The wildfire that forced the evacuation of Fort McMurray, Alta. has been described as "catastrophic."
- 'Catastrophic' Fort McMurray wildfire surpasses 10,000 hectares
- LIVE BLOG: Breaking updates on the Fort McMurray wildfire
But the boreal forest in northern Canada is no stranger to forest fires. Just last year, more than 13,000 people were forced to flee northern Saskatchewan, in and around Lac La Ronge, because of a looming forest fire.
With the fire in Fort McMurray packing a particularly heavy punch, CBC Radio science columnist Torah Kachur looks at the science of fires and how we fight them.
Scientifically, what's happening in the fire itself?
Fires are very unpredictable, and that's why the situation changed so rapidly in Fort McMurray. They can spread at rates of 23 kilometres per hour when whipped up by winds for as long as fuel is available.
Fires need a trifecta of fuel, oxygen and heat — that's called the fire triangle. It's been hot and dry around Fort McMurray, and a spark somehow started the fire.
But then the fire takes on a life of its own. We've been watching weather forecasts — hoping for rain and an abatement in the wind — but it's not just external weather and winds that cause fires to gain momentum.
Wildfires produce their own wind, called indrafts, which can gust up to 90 kilometres per hour and can often overpower the synoptic or large-scale winds that come from the outside.

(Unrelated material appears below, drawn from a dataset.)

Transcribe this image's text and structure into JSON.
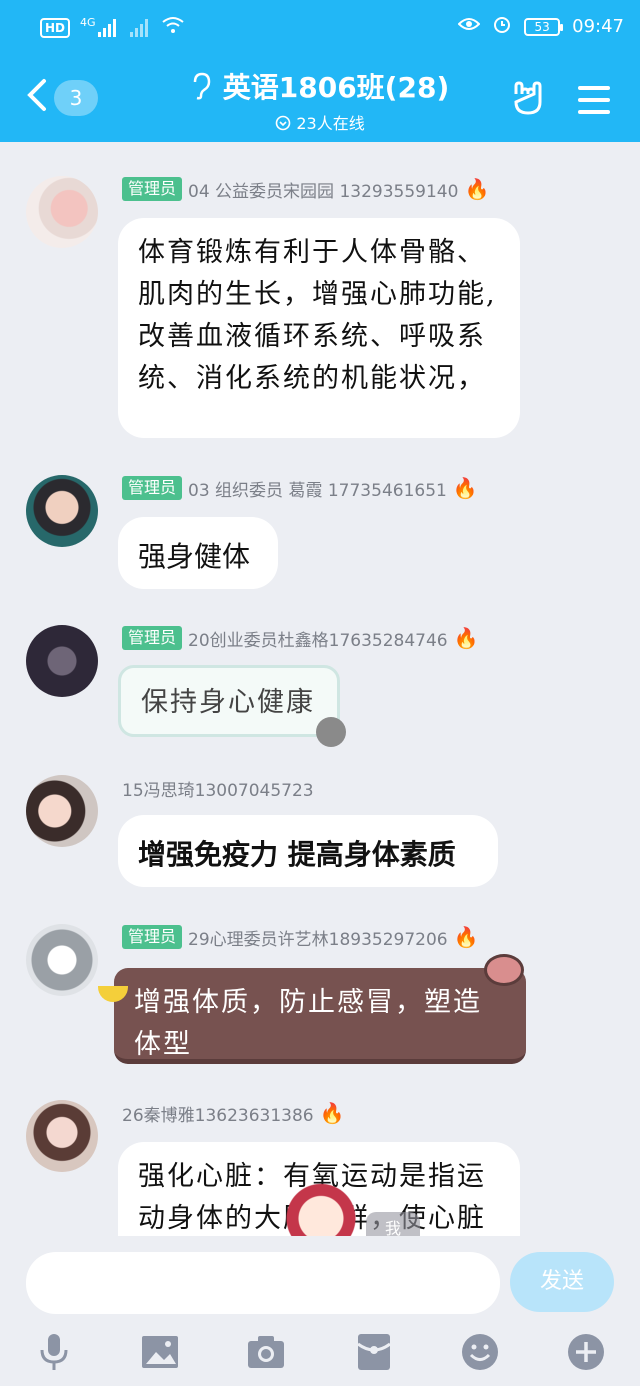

These indrafts are caused by the hot air rising and cooler air rushing in to take its place. This can cause fires to move in unexpected directions and with unexpected intensity.
Yesterday there were reports of fire whirls observed in the fire – these are fire tornadoes. This is when the indrafts can become so powerful that they can generate firewhirls, or firenadoes where the fire burns skywards throwing flames and burning debris up into the air. This is really the sign of the strongest type of wildfire.
Indrafts and fire whirls create a self-sustaining process where the fire supplies itself with more oxygen for burning. As long as fuel is available and it stays hot, the fire will continue to burn.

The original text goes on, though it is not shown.